There was broad agreement that India’s AI future must be built in its own image—drawing on the country’s languages, customs, histories, and emotional vocabularies.
AI in the Creative Process: Assistant, Not Author
Perhaps the most practical guidance came from those at the creative coalface. Sudhir Mishra and Anand Neelkantan, both acclaimed storytellers, described how they use AI as a tool, not a substitute.
Neelkantan recounted how he gives AI a scene and asks it to generate multiple versions—not to use them directly, but to break creative blocks and spark new ideas. “I ensure that I use none of them. It is giving the answers which 90-95% of the people would love. So how will I make my writing unique? I use my scenes, so I ensure that not a single thing is done [by AI]. But I am now producing much more, faster and better books.”
Responsibility, Transparency, and the Ethics of AI
The summit did not shy away from the ethical dilemmas that AI brings. Who owns content generated by machines? How should creators be compensated if their work is used to train AI models? How transparent should companies be with audiences about their use of AI?
Sunita Uchil, Founder & CEO, Karman Unlimited, summed up the prevailing mood: “The important part about AI is the transparency. If we are transparent about what we are using AI for, if all the stakeholders are aligned in the honesty of the subject that we are trying to produce, we can have a sweet spot where AI efficiencies marry into the best of creative risks.”

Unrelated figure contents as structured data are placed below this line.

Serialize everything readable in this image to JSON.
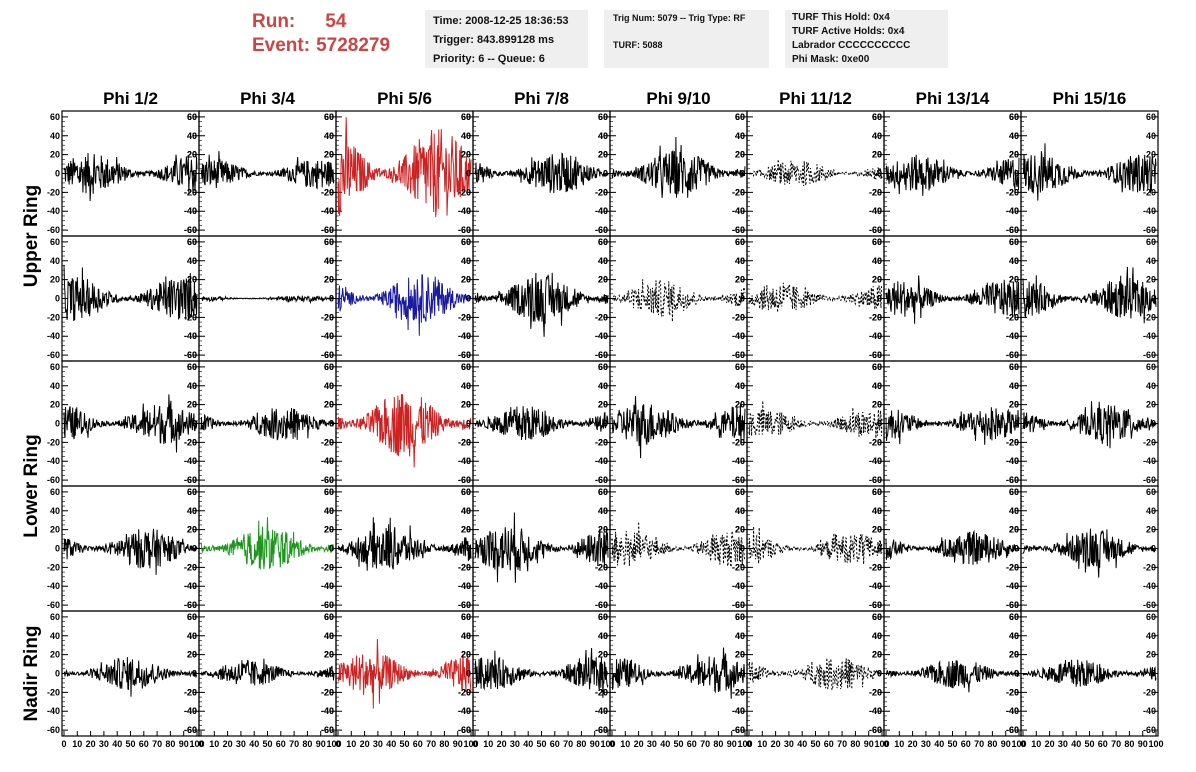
{
  "header": {
    "run_label": "Run:",
    "run_value": "54",
    "event_label": "Event:",
    "event_value": "5728279"
  },
  "info1": {
    "time": "Time: 2008-12-25 18:36:53",
    "trigger": "Trigger: 843.899128 ms",
    "priority": "Priority: 6 -- Queue: 6"
  },
  "info2": {
    "trig": "Trig Num: 5079 -- Trig Type: RF",
    "turf": "TURF: 5088"
  },
  "info3": {
    "hold": "TURF This Hold: 0x4",
    "active": "TURF Active Holds: 0x4",
    "labrador": "Labrador CCCCCCCCCC",
    "mask": "Phi Mask: 0xe00"
  },
  "chart_data": {
    "type": "line",
    "columns": [
      "Phi 1/2",
      "Phi 3/4",
      "Phi 5/6",
      "Phi 7/8",
      "Phi 9/10",
      "Phi 11/12",
      "Phi 13/14",
      "Phi 15/16"
    ],
    "ring_labels": [
      {
        "label": "Upper Ring",
        "rows": [
          0,
          1
        ]
      },
      {
        "label": "Lower Ring",
        "rows": [
          2,
          3
        ]
      },
      {
        "label": "Nadir Ring",
        "rows": [
          4
        ]
      }
    ],
    "xlim": [
      0,
      100
    ],
    "ylim": [
      -62,
      62
    ],
    "y_ticks": [
      -60,
      -40,
      -20,
      0,
      20,
      40,
      60
    ],
    "x_tick_labels": [
      "0",
      "10",
      "20",
      "30",
      "40",
      "50",
      "60",
      "70",
      "80",
      "90",
      "100"
    ],
    "colors": {
      "black": "#000000",
      "red": "#cc2222",
      "blue": "#1a1aa0",
      "green": "#1e961e"
    },
    "panels": [
      [
        {
          "color": "black",
          "style": "solid",
          "amp": 22
        },
        {
          "color": "black",
          "style": "solid",
          "amp": 16
        },
        {
          "color": "red",
          "style": "solid",
          "amp": 48
        },
        {
          "color": "black",
          "style": "solid",
          "amp": 22
        },
        {
          "color": "black",
          "style": "solid",
          "amp": 26
        },
        {
          "color": "black",
          "style": "dashed",
          "amp": 14
        },
        {
          "color": "black",
          "style": "solid",
          "amp": 20
        },
        {
          "color": "black",
          "style": "solid",
          "amp": 22
        }
      ],
      [
        {
          "color": "black",
          "style": "solid",
          "amp": 24
        },
        {
          "color": "black",
          "style": "solid",
          "amp": 3
        },
        {
          "color": "blue",
          "style": "solid",
          "amp": 26
        },
        {
          "color": "black",
          "style": "solid",
          "amp": 26
        },
        {
          "color": "black",
          "style": "dashed",
          "amp": 20
        },
        {
          "color": "black",
          "style": "dashed",
          "amp": 16
        },
        {
          "color": "black",
          "style": "solid",
          "amp": 20
        },
        {
          "color": "black",
          "style": "solid",
          "amp": 22
        }
      ],
      [
        {
          "color": "black",
          "style": "solid",
          "amp": 22
        },
        {
          "color": "black",
          "style": "solid",
          "amp": 18
        },
        {
          "color": "red",
          "style": "solid",
          "amp": 36
        },
        {
          "color": "black",
          "style": "solid",
          "amp": 20
        },
        {
          "color": "black",
          "style": "solid",
          "amp": 24
        },
        {
          "color": "black",
          "style": "dashed",
          "amp": 16
        },
        {
          "color": "black",
          "style": "solid",
          "amp": 18
        },
        {
          "color": "black",
          "style": "solid",
          "amp": 20
        }
      ],
      [
        {
          "color": "black",
          "style": "solid",
          "amp": 22
        },
        {
          "color": "green",
          "style": "solid",
          "amp": 24
        },
        {
          "color": "black",
          "style": "solid",
          "amp": 24
        },
        {
          "color": "black",
          "style": "solid",
          "amp": 26
        },
        {
          "color": "black",
          "style": "dashed",
          "amp": 20
        },
        {
          "color": "black",
          "style": "dashed",
          "amp": 16
        },
        {
          "color": "black",
          "style": "solid",
          "amp": 18
        },
        {
          "color": "black",
          "style": "solid",
          "amp": 20
        }
      ],
      [
        {
          "color": "black",
          "style": "solid",
          "amp": 18
        },
        {
          "color": "black",
          "style": "solid",
          "amp": 14
        },
        {
          "color": "red",
          "style": "solid",
          "amp": 24
        },
        {
          "color": "black",
          "style": "solid",
          "amp": 18
        },
        {
          "color": "black",
          "style": "solid",
          "amp": 20
        },
        {
          "color": "black",
          "style": "dashed",
          "amp": 18
        },
        {
          "color": "black",
          "style": "solid",
          "amp": 16
        },
        {
          "color": "black",
          "style": "solid",
          "amp": 16
        }
      ]
    ]
  }
}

There was consensus that the industry must move together, establishing norms and principles for responsible AI use. Only by being proactive—rather than reactive—can Indian media and technology companies ensure that AI is a force for good, not exploitation.
Looking Ahead
In the AI era, India stands on the threshold of a new creative golden age. The tools are more powerful and accessible than ever. The risks are real, but so is the promise.
As Uday Shankar, Vice-Chairman, JioStar, rightly said, “I believe deeply in the power of disruption—not disruption for its own sake, but disruption driven by curiosity and courage. Progress comes from challenging status quo, not preserving it. The only real risk is standing still.
“The future of media will belong to those who choose to swim with change, not cling to familiar ground. And for me, that future has never looked more exciting,” he added.
As the Big Picture Summit 2025 made clear, the next decade will be defined not by the machines we build, but by the wisdom, imagination, and integrity with which we wield them.